Observatory chief Rami Abdelrahman says the figures show the devastation the conflict has brought to the Syrian people, criticizing world leaders for a failure to act.

"The international community is now focusing on the fight with ISIS. But the revolution in Syria did not start about ISIS, it started with Syrian people whose democracy was repressed," he tells Newsweek. "Now nobody is talking about democracy, we only talk about how we fight ISIS."

Read more: Why the war in Syria is only the beginning

Abdelrahman says he prays for the day that he does not have to monitor the war anymore, and speaks of the dangers of detailing what he says are crimes of the various parties in the conflict.
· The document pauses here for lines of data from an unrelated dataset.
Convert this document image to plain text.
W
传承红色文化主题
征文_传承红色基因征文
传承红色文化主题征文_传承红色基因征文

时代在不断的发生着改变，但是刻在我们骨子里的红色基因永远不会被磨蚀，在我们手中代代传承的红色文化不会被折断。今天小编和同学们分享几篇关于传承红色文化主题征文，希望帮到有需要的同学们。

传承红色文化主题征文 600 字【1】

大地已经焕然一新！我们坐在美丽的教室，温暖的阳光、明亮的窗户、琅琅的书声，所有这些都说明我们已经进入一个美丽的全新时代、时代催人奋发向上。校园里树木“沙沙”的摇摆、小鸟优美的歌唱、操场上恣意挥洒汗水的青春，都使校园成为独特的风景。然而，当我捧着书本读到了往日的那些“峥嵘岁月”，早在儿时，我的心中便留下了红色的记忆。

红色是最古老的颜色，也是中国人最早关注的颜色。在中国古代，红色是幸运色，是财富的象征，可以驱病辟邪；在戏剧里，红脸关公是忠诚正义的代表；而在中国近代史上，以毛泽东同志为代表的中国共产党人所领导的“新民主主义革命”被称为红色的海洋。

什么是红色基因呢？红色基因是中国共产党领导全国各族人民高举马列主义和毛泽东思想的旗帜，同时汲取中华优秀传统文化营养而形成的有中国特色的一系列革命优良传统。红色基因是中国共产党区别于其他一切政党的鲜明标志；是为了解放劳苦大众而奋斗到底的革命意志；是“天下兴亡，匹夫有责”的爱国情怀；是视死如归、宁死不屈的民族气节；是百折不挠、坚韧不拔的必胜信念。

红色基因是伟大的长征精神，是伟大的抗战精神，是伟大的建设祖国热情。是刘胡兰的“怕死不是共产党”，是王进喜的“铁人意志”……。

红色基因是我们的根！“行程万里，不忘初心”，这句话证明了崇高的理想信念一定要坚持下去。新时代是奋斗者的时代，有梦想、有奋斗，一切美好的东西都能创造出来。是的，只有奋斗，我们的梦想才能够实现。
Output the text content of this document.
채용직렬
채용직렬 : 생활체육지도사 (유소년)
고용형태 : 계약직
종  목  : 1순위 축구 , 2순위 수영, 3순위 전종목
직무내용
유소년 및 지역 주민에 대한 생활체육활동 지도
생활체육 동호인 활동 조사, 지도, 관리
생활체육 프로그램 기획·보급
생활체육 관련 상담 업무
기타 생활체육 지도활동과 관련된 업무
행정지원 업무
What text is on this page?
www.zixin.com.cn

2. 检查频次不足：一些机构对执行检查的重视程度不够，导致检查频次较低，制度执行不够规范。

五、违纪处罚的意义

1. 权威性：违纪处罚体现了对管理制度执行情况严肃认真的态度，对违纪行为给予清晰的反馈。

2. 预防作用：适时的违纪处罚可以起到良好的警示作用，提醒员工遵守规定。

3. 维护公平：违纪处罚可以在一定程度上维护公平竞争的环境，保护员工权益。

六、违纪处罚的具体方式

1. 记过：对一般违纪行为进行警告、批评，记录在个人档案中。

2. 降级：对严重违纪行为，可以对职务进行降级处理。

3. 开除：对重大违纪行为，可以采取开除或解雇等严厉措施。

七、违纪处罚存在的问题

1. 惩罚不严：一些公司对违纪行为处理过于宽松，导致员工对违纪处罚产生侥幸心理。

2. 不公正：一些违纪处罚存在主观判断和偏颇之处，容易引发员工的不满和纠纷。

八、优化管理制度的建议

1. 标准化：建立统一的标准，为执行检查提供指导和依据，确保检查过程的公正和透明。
"Maybe tomorrow we don't see anymore people killed, or more children killed, or people leaving the country. It's not happened but, still, we fight until we reach democracy in Syria. We must continue to work," he continues.

"We are under pressure from everybody in Syria, not only the Syrian regime or jihadists. Everybody supporting the regime is not happy when you are publishing the crimes in Syria."

Rebels, who mostly use shelling against the regime and allied forces, have been responsible for the deaths of 7,000 civilians, the monitor said.

ISIS, which still retains control of the eastern city of Raqqa and much of the eastern province of Deir Ezzor, has killed more than 3,700 civilians. The U.S.-led coalition has killed 920 civilians and Turkey more than 500 civilians, SOHR said.